Auch die EU lässt nicht nach in ihren Bemühungen, das Bankgeheimnis zu knacken. Ob sich die Schweiz zur Fluchtburg für Steuerhinterzieher machen wolle, fragt der deutsche Finanzminister Hans Eichel drohend. Zusätzlich plant Brüssel, demnächst Zölle auf EU-Waren zu erheben, die aus der Schweiz in die Union reexportiert werden.

In ihrer ersten Wut schoben die Schweizer alles auf die Deutschen. Nun merken sie, dass es im Kern um Probleme zwischen der Schweiz und der EU geht, die noch zunehmen werden. Zeitungen, aber auch Politiker befürchten nun, der Sonderweg werde in der Sackgasse enden. Der Alleingang fordere seinen Preis: Schlange stehen an der Grenze, seltsame Zölle, Wachstumsschwächen im Vergleich mit den liberalisierten EU-Ländern, vor allem aber ein immer schlechteres Image.

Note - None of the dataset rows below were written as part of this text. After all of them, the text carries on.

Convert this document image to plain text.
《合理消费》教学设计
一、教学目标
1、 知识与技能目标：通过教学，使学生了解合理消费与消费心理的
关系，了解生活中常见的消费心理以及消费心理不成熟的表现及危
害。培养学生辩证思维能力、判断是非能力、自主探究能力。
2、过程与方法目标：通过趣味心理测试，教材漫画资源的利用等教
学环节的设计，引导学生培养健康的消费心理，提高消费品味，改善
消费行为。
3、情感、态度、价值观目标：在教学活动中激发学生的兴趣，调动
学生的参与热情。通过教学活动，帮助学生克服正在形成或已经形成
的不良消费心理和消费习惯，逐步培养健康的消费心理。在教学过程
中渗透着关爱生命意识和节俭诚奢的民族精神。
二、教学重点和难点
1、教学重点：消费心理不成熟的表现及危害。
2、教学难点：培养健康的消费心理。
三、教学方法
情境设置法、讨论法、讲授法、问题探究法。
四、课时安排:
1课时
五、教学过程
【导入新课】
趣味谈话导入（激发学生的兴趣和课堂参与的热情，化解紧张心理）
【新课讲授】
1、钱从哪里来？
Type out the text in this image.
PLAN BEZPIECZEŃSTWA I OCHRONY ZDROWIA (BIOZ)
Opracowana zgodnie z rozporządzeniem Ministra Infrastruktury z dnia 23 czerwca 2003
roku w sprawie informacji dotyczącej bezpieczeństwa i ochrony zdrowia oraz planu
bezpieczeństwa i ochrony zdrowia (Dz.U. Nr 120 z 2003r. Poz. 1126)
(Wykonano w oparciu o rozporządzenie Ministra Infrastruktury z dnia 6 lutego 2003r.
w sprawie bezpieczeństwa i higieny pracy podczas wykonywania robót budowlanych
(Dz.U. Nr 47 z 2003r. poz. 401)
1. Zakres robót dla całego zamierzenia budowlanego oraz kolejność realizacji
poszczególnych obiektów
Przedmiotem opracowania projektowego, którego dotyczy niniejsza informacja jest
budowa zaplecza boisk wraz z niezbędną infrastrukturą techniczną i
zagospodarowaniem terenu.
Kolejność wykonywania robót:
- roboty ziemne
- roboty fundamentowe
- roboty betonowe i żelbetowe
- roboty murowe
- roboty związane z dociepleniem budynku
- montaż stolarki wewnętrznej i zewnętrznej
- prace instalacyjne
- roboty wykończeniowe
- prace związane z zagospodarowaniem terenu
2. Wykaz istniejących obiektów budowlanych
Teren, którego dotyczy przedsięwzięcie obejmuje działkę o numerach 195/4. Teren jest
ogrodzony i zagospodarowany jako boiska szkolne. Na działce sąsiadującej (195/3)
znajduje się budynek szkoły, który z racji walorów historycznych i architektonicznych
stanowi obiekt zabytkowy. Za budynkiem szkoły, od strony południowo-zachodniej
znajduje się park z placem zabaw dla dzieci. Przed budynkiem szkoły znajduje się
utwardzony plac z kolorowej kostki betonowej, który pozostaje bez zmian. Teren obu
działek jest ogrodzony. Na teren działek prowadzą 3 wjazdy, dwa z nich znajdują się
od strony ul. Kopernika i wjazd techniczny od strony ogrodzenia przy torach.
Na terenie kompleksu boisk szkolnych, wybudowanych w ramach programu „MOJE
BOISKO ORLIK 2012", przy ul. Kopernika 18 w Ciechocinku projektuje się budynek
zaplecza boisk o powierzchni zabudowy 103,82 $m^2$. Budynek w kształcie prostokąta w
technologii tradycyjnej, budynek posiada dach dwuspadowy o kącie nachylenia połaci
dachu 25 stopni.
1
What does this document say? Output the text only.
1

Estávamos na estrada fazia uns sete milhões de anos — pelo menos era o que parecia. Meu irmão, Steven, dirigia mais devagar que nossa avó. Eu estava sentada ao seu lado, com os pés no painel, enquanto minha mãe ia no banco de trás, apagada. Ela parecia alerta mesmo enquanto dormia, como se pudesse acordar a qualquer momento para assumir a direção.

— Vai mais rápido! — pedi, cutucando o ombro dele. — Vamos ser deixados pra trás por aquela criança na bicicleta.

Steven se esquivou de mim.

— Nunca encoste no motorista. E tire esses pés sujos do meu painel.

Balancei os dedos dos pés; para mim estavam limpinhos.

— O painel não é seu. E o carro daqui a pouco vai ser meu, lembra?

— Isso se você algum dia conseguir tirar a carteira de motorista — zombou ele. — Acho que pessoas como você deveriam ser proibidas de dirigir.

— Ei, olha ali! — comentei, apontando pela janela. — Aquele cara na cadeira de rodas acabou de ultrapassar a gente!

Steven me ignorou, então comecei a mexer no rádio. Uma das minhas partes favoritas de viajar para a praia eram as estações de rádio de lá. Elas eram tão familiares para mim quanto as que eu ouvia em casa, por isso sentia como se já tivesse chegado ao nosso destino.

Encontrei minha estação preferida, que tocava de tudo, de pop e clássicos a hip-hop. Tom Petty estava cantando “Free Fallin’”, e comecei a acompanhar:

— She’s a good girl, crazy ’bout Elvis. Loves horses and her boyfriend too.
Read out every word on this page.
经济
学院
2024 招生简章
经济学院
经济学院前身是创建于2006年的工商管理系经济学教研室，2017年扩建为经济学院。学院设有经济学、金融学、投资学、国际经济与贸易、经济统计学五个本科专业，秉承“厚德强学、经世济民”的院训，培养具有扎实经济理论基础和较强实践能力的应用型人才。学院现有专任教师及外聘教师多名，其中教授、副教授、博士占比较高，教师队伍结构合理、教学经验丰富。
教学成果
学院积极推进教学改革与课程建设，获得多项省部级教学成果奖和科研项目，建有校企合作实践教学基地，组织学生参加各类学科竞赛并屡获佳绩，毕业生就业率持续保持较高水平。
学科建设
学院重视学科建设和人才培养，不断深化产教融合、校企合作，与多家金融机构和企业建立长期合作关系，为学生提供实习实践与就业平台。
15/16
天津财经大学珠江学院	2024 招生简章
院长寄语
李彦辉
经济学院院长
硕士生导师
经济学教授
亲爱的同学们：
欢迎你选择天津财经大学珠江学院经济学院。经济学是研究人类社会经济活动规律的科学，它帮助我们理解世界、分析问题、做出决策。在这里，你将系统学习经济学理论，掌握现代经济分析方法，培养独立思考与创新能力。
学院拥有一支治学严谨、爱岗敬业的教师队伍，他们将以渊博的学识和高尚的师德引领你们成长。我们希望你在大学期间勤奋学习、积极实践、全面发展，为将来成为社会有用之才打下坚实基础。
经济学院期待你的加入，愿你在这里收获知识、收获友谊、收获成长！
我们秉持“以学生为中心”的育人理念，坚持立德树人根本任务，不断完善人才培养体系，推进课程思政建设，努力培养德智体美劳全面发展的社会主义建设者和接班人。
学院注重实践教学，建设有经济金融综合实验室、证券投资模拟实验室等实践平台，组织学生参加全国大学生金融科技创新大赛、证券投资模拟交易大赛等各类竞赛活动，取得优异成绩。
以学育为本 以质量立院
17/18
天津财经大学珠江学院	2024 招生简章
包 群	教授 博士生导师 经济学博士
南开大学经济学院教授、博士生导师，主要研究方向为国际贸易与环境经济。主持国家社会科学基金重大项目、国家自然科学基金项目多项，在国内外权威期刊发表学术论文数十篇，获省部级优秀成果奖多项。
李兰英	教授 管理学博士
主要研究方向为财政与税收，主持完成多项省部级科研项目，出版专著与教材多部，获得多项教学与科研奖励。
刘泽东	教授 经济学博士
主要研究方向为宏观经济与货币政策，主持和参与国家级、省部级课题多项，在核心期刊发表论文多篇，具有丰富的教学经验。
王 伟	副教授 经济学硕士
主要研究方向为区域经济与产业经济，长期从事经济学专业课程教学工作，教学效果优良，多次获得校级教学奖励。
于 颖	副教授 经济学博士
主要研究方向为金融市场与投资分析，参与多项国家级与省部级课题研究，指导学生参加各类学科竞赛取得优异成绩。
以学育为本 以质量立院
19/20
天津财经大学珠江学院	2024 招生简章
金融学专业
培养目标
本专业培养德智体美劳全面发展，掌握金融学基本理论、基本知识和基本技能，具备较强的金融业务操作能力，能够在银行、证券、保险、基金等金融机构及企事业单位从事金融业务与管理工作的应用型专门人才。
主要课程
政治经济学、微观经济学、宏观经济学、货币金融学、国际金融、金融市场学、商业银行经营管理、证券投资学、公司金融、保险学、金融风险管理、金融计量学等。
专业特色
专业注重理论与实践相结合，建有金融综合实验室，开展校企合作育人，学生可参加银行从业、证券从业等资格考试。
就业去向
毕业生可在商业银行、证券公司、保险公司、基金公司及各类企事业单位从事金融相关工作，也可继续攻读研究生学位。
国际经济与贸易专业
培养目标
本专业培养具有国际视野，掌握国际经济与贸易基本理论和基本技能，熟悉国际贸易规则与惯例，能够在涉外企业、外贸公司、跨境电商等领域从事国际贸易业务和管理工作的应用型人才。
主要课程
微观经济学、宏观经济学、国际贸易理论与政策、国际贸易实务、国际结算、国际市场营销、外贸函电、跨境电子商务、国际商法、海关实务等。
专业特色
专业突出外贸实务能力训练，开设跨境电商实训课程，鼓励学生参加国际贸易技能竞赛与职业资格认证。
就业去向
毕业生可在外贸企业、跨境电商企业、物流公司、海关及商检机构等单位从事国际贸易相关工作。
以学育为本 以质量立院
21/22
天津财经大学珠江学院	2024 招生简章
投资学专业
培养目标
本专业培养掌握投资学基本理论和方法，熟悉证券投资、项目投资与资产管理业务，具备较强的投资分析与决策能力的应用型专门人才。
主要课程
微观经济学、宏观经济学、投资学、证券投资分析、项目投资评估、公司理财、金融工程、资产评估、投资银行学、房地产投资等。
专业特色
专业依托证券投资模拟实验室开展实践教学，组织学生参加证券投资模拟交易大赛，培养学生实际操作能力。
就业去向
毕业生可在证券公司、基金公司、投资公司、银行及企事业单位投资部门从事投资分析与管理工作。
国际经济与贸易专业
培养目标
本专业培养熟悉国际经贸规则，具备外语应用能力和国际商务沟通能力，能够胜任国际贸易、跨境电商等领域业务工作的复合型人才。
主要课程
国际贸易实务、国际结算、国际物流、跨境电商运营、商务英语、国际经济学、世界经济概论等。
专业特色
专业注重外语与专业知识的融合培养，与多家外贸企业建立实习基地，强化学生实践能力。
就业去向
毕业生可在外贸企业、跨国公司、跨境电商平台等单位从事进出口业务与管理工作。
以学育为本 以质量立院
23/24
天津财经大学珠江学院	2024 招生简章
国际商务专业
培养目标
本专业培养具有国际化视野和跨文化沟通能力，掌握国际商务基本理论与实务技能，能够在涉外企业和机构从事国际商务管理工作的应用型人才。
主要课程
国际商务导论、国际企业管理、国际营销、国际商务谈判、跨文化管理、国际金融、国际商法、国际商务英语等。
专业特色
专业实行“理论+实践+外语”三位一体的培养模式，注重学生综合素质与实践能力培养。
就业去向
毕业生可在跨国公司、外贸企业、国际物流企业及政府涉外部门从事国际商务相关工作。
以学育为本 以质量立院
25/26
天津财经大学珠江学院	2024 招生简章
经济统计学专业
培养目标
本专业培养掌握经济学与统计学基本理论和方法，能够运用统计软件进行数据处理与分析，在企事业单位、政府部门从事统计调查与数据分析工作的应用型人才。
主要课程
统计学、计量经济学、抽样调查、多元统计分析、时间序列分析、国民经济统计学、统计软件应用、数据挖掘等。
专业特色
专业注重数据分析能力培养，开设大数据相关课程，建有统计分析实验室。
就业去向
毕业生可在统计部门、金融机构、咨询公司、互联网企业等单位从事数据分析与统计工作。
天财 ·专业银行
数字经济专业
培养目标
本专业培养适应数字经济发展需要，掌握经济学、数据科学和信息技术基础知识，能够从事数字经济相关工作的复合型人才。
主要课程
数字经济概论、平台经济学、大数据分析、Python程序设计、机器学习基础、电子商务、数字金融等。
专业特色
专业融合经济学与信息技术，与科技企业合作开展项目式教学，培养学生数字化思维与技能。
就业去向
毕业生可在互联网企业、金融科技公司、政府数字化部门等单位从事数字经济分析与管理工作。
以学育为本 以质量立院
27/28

Nachdem das Volk 1992 den Beitritt zum Europäischen Wirtschaftsraum abgelehnt hatte, beschloss Bern, sich der EU über bilaterale Verträge anzunähern, die den freien Personenverkehr oder die Anerkennung von Normen regeln. Virtuos pickten sich die Schweizer in der Folge die Rosinen aus dem Kuchen, sicherten sich die Vorteile des integrierten Europas, ohne sich eingliedern zu wollen. Doch die Europäer haben nichts mehr zu verschenken. (DER STANDARD, Print-Ausgabe vom 5.4.2004)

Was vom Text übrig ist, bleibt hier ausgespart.